Skip the Coca Cola analogy and think Oil. If they hit on a new target that could offer up 10+M barrels, the market sees they own 100% of it, and the Sask government royalty is only 3%, netting out 97%, so the sudden value realization is about to the share price is much more drastic and in such a case there will be huge volume. This is what happened on just one hole last year, when the stock went from around .50 cents to well over $2.30! Forget about average trading volumes. For nearly 3 months last year, this was the most watched stock on the exchange, and it had many days of millions of shares changing hands. The same thing will happen again when any significant good news is delivered to market. The business model is the key influencer of the share price. Not what any of us type on Stockhouse.

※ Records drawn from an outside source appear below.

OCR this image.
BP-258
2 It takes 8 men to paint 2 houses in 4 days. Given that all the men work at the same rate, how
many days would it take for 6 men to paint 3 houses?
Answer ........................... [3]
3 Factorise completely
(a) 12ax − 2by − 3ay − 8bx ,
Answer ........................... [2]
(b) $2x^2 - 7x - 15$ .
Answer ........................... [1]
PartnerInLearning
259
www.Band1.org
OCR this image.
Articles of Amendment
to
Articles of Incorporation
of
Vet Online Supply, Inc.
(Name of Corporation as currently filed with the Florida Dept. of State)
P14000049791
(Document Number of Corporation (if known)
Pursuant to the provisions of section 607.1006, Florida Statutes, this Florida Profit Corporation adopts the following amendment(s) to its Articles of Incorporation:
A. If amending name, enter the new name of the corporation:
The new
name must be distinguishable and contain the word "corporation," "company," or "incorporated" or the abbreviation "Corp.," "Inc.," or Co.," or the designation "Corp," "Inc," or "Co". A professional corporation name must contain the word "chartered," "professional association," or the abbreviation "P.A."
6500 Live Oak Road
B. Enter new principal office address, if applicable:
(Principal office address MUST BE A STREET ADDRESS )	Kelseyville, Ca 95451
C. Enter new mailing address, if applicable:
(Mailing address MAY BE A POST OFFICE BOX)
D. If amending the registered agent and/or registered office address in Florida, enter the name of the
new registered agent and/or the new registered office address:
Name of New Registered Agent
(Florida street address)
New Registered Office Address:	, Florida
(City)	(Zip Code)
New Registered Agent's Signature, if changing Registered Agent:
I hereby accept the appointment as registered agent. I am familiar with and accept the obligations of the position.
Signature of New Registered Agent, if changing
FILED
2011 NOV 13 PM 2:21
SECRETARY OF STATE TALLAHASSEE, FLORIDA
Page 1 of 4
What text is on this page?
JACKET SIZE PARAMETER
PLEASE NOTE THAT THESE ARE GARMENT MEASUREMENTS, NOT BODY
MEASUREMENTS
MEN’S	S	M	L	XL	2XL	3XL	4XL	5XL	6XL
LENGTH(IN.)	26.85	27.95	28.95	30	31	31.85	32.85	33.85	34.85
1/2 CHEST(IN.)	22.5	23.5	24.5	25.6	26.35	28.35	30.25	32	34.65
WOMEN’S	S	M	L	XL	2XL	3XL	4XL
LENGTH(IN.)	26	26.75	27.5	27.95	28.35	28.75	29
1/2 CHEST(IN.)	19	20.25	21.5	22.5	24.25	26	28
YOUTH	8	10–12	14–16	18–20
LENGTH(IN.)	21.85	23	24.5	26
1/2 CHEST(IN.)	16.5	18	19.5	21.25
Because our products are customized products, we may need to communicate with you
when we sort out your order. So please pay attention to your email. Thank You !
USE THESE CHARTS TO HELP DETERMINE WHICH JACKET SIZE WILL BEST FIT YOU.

That is the whole point of 100% ownership and the key point you seem to be missing. If you compare ARW’s low-risk model (a fine story in its own right) if they hit on 10+M barrels, they net out 25% after JV and royalties. Not the same! And since POP has not ever printed paper at a discount to market, and has put very few warrants on the market, with very tight terms, it is EASY to blast through it all on just one good discovery, or for that matter, production surprises to the upside, published in the quarterlies? Have you also considered that POP has up to 20 million in marketable shares of GoldStrike within the treasury? GSR is the best up-and-coming company in the Yukon. What if they hit? Have you considered what that would do for POP’s cash position and market valuation? Now do you get what I mean?
The original post you replied to was “goodbye to the 50s” and we certainly have said goodbye to them. Next, you questioned how POP could get to the 70s or higher, and it has been explained to you ad nauseum—and we are already getting close to testing .70! No one is suggesting that a PP close will drive the share price to the moon, so please don’t bring that in either. So I hope it is clear now, no more red herrings and distractions—the material facts of the business and how the shares are structured will enable POP to blast through to new levels as soon as there is new and significantly positive material change. Don’t take my word for it. Go over the press releases and market action of last year and see for yourself.